Flipping houses, capital asset or business operations
However, there is still a lot of confusion around taxes and flipping houses for profit. In many cases, real estate is considered a capital asset, and the sale of the home can qualify for preferential capital gain tax rates. However, when you’re in the trade or business of flipping houses for profit this may not be the case.
Normally, if you purchase a piece of real estate to fix up and sell it at later date, the profit is taxed under the capital gains rules. However, the IRS classifies individuals who actively purchase and remodel real estate for profit on a continuing basis as dealers rather than investors. For these people, the real estate is treated as inventory, rather than capital assets, and the profits on the sale of those properties is treated as ordinary income, subject to the self-employment tax.
Another source of confusion is that many potential flippers believe they can avoid taxation if they roll the proceeds of the sale into purchasing another project to flip (i.e., the property ladder theory). The truth is, if you’re considered to be in the trade or business of flipping real estate, this is not possible, as this treatment isn’t allowed for property held for resale.

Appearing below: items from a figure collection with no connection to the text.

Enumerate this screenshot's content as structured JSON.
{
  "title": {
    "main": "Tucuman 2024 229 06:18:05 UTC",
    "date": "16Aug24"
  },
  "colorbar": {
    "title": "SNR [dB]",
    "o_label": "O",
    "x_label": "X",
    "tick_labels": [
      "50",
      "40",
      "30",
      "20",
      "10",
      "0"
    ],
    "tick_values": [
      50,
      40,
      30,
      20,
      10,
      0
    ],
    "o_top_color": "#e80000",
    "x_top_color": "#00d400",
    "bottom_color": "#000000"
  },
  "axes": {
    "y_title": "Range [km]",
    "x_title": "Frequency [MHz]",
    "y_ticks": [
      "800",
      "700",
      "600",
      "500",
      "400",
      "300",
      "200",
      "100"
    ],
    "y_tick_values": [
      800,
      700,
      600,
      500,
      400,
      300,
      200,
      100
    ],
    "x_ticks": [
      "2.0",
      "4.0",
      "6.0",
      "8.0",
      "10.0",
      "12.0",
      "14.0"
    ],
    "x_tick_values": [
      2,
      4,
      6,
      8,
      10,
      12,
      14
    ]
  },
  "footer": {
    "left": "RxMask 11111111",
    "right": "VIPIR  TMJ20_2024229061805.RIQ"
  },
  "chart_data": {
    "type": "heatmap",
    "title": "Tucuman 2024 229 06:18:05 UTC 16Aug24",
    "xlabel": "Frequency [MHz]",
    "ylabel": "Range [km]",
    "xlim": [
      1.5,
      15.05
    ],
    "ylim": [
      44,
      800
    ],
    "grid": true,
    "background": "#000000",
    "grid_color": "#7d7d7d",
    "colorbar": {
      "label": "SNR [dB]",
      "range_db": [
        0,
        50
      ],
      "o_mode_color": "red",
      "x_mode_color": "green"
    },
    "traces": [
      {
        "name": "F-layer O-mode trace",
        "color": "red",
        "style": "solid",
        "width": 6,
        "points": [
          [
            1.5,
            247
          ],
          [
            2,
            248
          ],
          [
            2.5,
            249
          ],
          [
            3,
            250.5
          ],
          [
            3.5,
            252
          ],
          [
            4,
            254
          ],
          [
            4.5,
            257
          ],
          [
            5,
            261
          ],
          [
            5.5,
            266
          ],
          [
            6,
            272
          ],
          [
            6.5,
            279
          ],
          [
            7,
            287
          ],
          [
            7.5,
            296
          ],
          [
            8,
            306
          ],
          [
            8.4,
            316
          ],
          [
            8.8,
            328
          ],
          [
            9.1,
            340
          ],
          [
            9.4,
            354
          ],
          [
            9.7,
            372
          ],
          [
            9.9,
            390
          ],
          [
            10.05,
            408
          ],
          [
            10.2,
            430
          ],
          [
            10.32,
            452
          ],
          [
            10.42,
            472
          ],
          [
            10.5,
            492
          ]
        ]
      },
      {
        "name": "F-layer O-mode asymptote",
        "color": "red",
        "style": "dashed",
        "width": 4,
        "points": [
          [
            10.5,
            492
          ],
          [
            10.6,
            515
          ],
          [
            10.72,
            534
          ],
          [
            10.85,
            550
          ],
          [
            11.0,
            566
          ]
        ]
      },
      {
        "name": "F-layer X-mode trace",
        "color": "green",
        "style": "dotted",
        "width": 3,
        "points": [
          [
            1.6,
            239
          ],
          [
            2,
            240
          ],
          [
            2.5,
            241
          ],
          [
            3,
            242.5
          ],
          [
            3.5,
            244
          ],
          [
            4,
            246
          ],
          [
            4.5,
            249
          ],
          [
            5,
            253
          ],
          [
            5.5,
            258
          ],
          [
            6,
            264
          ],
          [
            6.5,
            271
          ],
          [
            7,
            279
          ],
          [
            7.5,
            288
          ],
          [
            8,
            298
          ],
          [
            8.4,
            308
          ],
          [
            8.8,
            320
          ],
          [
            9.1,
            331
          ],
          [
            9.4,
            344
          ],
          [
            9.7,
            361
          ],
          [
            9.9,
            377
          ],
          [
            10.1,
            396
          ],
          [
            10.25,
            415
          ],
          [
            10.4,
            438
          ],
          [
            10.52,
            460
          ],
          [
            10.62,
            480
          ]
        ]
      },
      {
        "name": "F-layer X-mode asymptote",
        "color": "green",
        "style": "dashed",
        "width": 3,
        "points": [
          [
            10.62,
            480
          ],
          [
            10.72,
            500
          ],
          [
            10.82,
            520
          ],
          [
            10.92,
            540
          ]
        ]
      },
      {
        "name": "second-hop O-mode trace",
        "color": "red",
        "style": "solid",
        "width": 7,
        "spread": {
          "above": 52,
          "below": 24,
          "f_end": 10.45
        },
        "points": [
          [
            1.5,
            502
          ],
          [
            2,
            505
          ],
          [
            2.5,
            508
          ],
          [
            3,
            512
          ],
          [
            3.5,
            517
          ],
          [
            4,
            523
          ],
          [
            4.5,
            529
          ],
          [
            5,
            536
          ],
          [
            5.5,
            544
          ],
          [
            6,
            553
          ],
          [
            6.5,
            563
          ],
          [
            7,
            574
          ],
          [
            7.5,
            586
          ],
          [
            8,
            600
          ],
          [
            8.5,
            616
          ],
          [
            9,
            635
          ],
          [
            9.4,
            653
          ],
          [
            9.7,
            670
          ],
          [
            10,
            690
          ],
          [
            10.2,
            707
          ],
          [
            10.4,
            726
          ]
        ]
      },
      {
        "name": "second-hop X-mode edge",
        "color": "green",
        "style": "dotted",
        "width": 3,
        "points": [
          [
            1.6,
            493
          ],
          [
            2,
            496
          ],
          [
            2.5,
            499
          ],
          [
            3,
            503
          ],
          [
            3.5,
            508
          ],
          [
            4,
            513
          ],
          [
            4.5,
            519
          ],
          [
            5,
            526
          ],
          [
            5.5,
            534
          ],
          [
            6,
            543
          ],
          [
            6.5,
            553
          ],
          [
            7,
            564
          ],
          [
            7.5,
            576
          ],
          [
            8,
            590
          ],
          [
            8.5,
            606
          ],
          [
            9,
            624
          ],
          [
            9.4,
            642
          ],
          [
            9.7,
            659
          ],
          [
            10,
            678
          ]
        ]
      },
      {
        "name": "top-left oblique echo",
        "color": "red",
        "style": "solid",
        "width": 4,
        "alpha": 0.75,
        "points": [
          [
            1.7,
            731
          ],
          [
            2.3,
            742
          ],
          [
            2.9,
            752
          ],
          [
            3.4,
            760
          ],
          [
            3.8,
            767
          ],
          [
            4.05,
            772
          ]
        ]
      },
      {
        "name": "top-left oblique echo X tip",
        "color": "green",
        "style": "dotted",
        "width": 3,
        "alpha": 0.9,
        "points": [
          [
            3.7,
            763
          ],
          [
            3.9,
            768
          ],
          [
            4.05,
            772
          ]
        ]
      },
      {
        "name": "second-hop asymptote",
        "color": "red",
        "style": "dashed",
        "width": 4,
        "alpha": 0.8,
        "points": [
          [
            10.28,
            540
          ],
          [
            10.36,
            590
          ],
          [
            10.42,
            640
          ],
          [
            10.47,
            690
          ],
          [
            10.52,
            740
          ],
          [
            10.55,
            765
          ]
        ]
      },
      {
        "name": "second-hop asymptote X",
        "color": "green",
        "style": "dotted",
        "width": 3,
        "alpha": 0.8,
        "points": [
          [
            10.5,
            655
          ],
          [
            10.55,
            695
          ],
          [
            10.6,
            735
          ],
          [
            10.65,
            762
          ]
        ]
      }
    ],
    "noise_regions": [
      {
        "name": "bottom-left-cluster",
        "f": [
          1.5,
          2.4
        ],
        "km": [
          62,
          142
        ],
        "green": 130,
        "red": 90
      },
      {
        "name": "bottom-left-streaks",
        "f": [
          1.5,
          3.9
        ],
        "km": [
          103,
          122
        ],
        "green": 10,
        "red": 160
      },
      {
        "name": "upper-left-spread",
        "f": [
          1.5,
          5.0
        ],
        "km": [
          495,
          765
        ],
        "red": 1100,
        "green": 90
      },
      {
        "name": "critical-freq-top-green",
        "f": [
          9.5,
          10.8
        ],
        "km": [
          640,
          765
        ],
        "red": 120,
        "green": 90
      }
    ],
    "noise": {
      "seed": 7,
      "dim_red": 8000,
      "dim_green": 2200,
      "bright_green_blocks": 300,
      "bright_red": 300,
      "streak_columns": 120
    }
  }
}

House flipping is obviously a costly business, with numerous expenses incurred along the way. Most of these expenses are not immediately deductible. Instead, they must be capitalized into (i.e. added to) the basis (the original value) of the residence. Capitalized costs include:
- The cost of the home itself
- Direct materials
- Direct labor
- Utilities
- Rent
- Indirect labor
- Equipment depreciation
- Insurance
- Production period interest
- Real estate taxes allocable to each project
You then get a tax benefit from these expenses when you sell the property as the taxable gain is reduced by the amount of basis in property.